Uitspraak
RECHTBANK LIMBURG
1.De procedure
2.De beoordeling
3.De beslissing
- verklaart het verzoek tot wraking voor zover het de gehele rechtbank betreft niet ontvankelijk;
- verklaart het verzoek tot wraking van de rechter niet ontvankelijk.
Rechtbank Limburg
Op 5 november 2024 heeft de wrakingskamer van de Rechtbank Limburg in Maastricht uitspraak gedaan op het verzoek tot wraking van rechter mr. R.H.A.M. Beaumont, ingediend door verzoeker, vertegenwoordigd door advocaat mr. K.D. Regter. Het verzoek tot wraking vond plaats tijdens de behandeling van een andere zaak op 30 oktober 2024, waarin verzoeker een verplichte zorgmachtiging aan de orde had gesteld. Verzoeker stelde dat hij de rechter bevooroordeeld vond en dat hij de hele rechtbank niet vertrouwde, wat leidde tot zijn verzoek om wraking van zowel de rechter als de gehele rechtbank.

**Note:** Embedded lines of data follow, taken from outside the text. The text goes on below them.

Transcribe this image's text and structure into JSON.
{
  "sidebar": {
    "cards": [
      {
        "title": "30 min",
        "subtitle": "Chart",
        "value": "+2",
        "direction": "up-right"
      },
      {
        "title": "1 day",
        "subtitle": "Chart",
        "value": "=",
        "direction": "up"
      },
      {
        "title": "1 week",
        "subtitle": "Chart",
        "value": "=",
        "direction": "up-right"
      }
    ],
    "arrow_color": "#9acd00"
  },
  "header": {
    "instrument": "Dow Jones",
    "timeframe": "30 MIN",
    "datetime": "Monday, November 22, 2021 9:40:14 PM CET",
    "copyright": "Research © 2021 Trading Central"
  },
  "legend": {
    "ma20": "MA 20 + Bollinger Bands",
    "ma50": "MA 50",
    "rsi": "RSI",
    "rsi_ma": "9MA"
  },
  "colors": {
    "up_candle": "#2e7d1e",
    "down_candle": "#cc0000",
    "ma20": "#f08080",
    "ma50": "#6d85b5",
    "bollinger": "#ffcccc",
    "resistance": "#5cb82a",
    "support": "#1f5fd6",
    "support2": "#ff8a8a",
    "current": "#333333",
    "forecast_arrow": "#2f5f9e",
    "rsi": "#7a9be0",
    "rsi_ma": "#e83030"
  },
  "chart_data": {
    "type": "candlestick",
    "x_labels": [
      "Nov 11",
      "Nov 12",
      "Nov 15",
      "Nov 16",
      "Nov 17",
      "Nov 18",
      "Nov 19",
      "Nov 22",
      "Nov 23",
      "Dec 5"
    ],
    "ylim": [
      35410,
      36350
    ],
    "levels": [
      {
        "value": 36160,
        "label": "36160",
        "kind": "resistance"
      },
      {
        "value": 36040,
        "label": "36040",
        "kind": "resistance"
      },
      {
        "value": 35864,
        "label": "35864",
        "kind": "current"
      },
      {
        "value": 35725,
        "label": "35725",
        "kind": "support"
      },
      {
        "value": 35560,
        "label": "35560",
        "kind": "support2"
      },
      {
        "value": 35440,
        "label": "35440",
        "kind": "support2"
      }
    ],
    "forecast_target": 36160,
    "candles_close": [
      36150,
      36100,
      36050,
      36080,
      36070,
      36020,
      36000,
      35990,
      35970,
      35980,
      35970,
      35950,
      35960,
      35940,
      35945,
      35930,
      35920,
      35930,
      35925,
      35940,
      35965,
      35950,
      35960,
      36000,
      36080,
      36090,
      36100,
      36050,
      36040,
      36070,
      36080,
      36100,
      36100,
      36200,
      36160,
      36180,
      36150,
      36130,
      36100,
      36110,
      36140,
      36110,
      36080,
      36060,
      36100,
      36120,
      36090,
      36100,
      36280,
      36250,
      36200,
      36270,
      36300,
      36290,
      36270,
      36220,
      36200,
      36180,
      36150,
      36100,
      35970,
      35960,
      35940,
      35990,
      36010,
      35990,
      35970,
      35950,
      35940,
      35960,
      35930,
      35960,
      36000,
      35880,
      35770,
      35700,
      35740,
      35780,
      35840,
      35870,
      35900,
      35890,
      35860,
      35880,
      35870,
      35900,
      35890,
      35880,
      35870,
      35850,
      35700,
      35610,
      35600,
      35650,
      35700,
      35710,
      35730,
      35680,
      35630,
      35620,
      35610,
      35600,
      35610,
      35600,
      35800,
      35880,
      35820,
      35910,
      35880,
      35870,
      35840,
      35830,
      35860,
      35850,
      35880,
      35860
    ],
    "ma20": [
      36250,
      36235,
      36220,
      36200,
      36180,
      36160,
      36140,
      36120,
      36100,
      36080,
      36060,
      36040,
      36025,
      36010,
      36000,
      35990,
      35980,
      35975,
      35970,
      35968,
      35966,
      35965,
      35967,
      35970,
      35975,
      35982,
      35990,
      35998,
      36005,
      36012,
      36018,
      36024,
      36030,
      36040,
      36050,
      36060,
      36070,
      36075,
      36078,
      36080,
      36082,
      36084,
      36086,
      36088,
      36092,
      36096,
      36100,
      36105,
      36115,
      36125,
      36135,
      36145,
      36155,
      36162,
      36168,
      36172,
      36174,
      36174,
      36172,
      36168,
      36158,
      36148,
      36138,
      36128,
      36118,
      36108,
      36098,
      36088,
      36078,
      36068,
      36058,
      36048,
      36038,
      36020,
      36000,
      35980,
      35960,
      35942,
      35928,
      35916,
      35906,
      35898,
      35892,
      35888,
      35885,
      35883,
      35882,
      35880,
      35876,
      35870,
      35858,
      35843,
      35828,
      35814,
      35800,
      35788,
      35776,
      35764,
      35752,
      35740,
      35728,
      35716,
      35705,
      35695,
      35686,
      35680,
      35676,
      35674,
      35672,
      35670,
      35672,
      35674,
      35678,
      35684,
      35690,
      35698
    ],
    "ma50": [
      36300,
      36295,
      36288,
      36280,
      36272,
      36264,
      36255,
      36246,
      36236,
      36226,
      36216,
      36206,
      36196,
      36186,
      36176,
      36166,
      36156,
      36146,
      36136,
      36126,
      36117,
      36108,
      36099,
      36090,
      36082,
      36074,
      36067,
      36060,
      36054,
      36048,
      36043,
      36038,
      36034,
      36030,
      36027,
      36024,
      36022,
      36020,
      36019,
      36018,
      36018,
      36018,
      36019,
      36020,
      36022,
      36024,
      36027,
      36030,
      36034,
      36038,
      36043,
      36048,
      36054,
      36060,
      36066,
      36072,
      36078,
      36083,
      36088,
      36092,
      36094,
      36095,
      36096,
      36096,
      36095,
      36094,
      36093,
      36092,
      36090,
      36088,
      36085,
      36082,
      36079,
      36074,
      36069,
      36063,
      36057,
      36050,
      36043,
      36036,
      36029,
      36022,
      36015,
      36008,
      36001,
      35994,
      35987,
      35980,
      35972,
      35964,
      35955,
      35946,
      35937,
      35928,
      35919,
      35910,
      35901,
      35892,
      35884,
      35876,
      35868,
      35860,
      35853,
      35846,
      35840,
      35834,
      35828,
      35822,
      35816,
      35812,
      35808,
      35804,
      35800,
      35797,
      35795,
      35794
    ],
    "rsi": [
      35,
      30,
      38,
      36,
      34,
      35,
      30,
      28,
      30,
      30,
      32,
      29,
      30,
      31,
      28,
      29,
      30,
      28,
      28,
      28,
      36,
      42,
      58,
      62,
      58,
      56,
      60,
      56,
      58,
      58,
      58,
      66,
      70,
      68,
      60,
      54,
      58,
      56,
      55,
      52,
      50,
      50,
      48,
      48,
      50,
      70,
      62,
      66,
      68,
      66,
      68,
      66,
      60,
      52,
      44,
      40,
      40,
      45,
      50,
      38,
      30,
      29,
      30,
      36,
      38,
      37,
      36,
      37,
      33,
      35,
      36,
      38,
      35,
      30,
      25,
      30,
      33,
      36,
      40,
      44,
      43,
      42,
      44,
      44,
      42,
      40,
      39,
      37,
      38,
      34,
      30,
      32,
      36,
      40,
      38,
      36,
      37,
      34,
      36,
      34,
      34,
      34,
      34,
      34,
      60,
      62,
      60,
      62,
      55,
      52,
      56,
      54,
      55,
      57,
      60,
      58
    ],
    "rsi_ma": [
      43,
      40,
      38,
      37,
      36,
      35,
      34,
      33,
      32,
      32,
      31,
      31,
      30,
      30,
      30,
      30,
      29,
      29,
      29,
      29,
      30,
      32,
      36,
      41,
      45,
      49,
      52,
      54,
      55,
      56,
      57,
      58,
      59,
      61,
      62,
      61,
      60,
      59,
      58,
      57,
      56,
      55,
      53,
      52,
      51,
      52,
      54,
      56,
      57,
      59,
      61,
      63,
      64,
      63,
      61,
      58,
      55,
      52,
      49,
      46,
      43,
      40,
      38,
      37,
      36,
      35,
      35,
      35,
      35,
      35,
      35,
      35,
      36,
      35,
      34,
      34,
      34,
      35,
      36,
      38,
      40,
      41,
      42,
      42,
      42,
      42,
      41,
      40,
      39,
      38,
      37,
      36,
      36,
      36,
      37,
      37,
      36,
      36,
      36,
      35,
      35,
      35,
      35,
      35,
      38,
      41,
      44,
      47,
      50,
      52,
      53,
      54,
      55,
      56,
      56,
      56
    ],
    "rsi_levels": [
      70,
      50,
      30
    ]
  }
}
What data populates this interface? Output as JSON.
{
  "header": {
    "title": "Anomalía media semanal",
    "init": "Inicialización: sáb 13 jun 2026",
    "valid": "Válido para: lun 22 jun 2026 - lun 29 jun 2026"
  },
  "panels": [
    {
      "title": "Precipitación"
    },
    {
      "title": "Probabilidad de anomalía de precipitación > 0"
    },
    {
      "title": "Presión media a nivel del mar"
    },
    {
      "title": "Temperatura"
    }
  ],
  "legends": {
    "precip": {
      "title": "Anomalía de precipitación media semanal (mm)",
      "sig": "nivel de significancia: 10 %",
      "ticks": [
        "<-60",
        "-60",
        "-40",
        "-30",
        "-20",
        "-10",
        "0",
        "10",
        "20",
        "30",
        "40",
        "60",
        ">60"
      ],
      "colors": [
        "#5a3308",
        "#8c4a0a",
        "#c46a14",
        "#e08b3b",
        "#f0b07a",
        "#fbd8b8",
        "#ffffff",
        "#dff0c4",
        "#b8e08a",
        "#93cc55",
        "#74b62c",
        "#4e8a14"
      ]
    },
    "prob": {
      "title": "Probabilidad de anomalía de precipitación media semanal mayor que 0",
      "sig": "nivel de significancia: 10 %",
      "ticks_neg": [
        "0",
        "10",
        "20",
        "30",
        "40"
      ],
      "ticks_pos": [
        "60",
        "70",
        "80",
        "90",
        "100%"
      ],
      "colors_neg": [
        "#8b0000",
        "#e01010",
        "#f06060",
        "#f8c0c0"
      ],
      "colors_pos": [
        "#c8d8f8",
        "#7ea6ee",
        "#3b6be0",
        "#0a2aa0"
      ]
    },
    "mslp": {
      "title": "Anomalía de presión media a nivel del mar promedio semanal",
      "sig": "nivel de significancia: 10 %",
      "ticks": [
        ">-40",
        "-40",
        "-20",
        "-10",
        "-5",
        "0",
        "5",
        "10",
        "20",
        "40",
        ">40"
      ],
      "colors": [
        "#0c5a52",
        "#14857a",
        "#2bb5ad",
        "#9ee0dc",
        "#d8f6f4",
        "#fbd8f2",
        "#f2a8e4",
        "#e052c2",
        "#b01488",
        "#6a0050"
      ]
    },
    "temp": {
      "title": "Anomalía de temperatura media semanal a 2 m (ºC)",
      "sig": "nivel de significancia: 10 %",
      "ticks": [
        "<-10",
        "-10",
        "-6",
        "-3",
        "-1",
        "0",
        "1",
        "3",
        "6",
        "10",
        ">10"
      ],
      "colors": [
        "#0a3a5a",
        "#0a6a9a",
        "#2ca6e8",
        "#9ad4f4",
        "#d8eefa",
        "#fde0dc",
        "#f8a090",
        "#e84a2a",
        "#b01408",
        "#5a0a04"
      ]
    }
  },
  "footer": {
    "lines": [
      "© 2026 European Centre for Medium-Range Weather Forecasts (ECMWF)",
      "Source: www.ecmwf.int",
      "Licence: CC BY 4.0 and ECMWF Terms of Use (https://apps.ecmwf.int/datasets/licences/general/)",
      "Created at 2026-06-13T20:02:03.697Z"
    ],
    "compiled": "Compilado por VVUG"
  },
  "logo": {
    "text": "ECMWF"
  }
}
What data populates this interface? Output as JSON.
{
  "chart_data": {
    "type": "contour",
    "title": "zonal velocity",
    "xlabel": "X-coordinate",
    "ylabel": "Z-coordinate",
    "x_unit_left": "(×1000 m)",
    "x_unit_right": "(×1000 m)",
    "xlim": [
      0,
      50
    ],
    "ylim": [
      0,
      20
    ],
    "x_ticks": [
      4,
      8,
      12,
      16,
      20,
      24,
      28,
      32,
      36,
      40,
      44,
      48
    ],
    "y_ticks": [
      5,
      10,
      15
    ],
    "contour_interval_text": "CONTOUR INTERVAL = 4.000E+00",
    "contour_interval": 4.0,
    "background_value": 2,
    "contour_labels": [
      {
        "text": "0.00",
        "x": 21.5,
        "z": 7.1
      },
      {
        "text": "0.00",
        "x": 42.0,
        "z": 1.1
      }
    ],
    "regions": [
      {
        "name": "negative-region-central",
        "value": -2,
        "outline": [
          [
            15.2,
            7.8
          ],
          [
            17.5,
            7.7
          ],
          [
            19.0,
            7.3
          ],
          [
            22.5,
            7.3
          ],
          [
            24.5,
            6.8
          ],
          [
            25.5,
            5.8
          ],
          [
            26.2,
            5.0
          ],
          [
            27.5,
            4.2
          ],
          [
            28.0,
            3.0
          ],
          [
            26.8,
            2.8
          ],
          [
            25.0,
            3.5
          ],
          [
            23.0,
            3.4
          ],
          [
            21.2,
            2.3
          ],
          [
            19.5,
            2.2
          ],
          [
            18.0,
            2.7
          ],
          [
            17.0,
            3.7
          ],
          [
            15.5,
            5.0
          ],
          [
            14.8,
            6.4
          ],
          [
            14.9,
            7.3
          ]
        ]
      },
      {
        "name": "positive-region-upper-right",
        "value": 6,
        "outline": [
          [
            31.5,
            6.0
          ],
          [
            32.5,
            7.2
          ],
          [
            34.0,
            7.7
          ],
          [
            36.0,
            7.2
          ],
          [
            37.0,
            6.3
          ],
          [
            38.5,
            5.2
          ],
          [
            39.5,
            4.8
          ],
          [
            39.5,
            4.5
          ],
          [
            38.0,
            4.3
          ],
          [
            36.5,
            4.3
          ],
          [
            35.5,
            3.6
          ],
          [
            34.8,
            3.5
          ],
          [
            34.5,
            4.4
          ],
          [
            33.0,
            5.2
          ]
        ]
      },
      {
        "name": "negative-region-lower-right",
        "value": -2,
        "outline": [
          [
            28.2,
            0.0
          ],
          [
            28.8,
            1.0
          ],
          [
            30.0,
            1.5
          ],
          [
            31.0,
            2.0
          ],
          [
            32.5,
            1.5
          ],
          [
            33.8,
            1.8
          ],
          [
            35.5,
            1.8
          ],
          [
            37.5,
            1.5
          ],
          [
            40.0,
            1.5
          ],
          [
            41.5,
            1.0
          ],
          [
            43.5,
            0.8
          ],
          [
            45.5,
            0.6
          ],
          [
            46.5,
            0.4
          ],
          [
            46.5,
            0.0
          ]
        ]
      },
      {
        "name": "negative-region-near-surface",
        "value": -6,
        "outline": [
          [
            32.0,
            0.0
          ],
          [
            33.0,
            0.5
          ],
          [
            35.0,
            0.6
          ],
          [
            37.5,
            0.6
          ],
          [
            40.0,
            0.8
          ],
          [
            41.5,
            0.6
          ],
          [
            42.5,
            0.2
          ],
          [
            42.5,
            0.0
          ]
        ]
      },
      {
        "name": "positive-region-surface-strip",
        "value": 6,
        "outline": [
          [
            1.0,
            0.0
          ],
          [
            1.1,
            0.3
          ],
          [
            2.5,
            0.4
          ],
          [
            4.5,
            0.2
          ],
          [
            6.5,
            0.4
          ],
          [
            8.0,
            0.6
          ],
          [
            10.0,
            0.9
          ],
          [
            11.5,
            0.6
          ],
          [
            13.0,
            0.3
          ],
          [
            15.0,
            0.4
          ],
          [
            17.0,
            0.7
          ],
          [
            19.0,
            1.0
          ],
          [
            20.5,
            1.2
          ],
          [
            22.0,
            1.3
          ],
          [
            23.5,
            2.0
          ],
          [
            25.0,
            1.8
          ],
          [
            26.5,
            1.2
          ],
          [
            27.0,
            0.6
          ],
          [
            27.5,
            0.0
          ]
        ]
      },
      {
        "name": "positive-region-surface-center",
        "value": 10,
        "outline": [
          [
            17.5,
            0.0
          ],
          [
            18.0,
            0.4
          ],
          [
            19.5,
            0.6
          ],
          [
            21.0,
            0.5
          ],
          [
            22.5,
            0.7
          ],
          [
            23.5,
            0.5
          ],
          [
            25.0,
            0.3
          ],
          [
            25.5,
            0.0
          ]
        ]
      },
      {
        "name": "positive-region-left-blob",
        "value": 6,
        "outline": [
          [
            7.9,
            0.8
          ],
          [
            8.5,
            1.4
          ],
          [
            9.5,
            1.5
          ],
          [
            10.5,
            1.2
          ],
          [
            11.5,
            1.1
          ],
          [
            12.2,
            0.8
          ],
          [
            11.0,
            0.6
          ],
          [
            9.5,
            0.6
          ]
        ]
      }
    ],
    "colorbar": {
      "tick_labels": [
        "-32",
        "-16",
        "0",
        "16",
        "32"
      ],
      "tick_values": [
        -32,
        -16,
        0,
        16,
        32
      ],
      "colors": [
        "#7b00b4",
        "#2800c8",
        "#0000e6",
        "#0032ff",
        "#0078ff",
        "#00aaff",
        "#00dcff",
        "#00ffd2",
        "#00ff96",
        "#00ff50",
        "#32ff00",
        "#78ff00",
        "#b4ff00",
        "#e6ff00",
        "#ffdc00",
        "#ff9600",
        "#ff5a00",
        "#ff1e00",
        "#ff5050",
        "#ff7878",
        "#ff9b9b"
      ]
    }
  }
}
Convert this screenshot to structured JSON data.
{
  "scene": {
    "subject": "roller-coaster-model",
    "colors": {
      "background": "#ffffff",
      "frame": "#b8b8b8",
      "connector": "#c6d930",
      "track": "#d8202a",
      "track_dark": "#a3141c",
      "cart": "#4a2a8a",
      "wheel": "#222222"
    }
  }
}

De wrakingskamer heeft in haar beoordeling vastgesteld dat de wet geen mogelijkheid biedt voor het wraken van een rechtscollege in zijn geheel. Dit deel van het verzoek werd daarom niet ontvankelijk verklaard. Daarnaast ontbeerde het verzoek tot wraking van de rechter volgens de wrakingskamer in de kern iedere vorm van motivering, waardoor ook dit verzoek niet ontvankelijk werd verklaard. De beslissing werd openbaar uitgesproken, waarbij de wrakingskamer benadrukte dat verzoeker niet in zijn verzoeken kon worden ontvangen, zowel voor wat betreft de gehele rechtbank als de individuele rechter.